誘惑
「あー、長風呂しすぎたなー。ビールだ、ビール。美弥ー、おまえも飲むかぁ? ん?」
バスタオルを首からさげ、リビングに入ったリョウは、ソファーで寝てしまっている美弥を見た。
「美弥っ。・・・おい、美弥っ」
リョウは美弥のほおを軽くたたきながら声をかけていたが、寝入ってしまったのか、美弥は目覚めそうになかった。
「ったく、風邪ひくぞ」
リョウは美弥をかかえると、リビングを出て、階段をあがった。
壊れた美弥の部屋ではまだ生活ができないため自身の部屋に運び、ベッドに横たわらせると、しばらく美弥の寝顔を見つめた。
静かな部屋に、美弥の寝息が響く。
やがて、枕元に腕を立て、美弥の唇に自らのそれを重ねた。

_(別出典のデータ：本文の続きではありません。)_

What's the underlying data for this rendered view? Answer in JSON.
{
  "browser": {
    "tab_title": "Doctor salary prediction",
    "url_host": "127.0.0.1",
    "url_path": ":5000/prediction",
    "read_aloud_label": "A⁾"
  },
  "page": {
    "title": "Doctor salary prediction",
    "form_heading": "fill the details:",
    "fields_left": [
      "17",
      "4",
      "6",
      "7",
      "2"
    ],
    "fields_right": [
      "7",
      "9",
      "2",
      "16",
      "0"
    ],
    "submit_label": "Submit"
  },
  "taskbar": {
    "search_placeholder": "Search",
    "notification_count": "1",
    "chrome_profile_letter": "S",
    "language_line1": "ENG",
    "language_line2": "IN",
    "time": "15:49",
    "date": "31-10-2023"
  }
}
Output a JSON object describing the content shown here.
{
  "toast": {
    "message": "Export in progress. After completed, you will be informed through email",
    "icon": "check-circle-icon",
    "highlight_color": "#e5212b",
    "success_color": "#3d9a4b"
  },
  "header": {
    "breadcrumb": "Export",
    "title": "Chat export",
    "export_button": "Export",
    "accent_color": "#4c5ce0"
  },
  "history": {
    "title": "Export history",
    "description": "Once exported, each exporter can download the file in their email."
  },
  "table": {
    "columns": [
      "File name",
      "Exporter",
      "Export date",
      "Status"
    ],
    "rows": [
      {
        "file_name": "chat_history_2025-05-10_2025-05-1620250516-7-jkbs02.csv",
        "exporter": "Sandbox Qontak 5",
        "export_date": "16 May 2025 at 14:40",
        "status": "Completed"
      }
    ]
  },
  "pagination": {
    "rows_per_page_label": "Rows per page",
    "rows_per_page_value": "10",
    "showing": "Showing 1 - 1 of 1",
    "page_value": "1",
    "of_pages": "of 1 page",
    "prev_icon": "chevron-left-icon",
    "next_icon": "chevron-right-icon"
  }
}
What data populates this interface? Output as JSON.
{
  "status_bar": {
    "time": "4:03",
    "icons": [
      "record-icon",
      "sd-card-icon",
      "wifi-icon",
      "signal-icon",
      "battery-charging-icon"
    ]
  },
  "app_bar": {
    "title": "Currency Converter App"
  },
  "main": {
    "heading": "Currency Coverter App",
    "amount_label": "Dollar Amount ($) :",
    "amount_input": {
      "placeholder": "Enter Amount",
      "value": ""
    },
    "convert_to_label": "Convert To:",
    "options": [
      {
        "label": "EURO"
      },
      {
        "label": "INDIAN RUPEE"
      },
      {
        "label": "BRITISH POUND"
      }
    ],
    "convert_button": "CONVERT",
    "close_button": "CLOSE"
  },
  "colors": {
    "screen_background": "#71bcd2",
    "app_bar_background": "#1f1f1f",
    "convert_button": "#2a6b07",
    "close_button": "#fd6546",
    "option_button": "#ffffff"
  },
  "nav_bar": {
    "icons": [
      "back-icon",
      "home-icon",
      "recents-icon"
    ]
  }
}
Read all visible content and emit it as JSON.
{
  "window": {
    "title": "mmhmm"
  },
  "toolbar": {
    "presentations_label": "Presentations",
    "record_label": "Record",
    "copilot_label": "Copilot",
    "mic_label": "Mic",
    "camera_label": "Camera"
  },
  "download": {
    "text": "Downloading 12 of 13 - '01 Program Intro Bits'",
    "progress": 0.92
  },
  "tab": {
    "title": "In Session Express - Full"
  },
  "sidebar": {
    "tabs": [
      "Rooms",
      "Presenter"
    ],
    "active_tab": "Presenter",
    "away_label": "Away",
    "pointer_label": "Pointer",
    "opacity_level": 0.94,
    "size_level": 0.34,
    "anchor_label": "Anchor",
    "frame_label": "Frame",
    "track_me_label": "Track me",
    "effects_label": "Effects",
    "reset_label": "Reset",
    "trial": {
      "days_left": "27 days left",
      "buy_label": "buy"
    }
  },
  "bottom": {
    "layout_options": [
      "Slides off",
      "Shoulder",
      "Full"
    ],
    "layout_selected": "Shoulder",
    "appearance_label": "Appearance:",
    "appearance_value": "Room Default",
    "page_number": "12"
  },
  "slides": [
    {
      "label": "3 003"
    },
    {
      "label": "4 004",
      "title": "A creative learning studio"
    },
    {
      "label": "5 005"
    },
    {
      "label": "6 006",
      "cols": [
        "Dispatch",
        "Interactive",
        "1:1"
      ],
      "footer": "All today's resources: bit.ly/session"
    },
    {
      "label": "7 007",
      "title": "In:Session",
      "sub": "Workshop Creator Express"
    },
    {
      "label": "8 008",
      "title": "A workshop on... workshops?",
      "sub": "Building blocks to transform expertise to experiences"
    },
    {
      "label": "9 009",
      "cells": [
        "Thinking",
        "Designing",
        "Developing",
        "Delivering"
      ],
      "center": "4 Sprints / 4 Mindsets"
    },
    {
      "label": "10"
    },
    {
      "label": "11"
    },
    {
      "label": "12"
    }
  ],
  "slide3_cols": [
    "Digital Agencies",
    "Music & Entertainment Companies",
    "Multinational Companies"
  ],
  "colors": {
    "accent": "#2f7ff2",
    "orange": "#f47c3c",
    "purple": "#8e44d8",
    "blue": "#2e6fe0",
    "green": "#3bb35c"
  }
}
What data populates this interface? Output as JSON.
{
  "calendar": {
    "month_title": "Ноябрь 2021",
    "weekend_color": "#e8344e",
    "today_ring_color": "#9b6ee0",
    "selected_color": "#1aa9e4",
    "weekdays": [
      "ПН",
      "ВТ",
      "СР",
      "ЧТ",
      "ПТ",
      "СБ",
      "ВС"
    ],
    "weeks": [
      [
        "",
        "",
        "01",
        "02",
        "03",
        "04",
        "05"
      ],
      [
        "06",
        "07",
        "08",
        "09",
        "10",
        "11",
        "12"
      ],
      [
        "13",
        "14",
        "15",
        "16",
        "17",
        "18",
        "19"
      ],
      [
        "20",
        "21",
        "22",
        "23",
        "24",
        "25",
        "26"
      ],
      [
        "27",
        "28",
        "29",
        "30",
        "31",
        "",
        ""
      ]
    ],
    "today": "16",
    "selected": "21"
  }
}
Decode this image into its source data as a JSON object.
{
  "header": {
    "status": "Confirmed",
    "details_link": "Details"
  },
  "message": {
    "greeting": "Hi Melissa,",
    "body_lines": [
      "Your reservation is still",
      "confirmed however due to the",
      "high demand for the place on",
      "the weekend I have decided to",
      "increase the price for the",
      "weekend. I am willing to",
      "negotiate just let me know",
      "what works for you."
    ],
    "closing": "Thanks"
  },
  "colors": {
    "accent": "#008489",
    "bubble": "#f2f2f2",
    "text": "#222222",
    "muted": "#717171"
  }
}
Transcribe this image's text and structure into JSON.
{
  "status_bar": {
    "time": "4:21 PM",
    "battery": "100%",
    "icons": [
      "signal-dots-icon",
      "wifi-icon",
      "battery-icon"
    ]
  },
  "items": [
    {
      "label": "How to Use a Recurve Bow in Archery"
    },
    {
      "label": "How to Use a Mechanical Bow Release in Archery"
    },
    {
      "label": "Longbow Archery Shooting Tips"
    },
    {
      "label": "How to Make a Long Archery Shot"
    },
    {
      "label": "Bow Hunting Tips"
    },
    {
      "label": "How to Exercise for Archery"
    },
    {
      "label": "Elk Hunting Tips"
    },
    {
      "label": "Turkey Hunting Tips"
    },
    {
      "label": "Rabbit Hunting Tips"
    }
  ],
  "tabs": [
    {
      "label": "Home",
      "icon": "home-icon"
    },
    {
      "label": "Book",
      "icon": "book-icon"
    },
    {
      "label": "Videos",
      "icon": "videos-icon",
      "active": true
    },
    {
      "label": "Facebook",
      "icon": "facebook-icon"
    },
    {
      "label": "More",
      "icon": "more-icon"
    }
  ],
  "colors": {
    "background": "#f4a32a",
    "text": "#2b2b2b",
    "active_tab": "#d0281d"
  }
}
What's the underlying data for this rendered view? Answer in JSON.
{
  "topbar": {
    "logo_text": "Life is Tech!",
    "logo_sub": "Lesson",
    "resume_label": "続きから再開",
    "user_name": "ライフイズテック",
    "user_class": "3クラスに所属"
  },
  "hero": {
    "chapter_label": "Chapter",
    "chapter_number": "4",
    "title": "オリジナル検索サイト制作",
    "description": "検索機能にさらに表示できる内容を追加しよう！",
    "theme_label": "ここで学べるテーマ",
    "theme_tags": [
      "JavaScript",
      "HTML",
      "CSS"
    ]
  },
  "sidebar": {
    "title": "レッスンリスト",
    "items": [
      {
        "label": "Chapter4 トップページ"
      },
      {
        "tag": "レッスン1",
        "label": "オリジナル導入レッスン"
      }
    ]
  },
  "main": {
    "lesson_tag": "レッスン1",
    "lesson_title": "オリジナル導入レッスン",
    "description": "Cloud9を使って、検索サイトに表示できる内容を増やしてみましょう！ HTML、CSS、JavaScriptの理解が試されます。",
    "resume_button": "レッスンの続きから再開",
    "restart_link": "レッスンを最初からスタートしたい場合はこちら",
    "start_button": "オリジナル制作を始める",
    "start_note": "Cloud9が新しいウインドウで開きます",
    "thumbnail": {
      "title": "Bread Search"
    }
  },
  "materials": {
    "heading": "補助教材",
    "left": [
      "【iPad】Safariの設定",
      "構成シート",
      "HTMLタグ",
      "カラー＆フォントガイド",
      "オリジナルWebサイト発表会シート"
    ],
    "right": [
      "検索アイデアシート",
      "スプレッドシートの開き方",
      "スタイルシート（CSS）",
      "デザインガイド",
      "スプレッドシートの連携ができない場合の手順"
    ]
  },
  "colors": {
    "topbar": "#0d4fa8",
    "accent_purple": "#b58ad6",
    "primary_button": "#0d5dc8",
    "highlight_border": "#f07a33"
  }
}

美弥が寝ていることを気にするでもなく、気持ちよく重なる場所を求めて、ついばむように、口付けた。
「・・・ん」
美弥が、うっすらと目を開けた。しかし、自然にトロンと閉じてしまうため、美弥は懸命に開けようとしていた。
「寝てな」
リョウは美弥の両目を閉じるように手で覆うと、唇を重ねた。
「ん・・・」
再び深い眠りに入ってゆくであろう美弥に毛布をかけ、リョウは部屋を出た。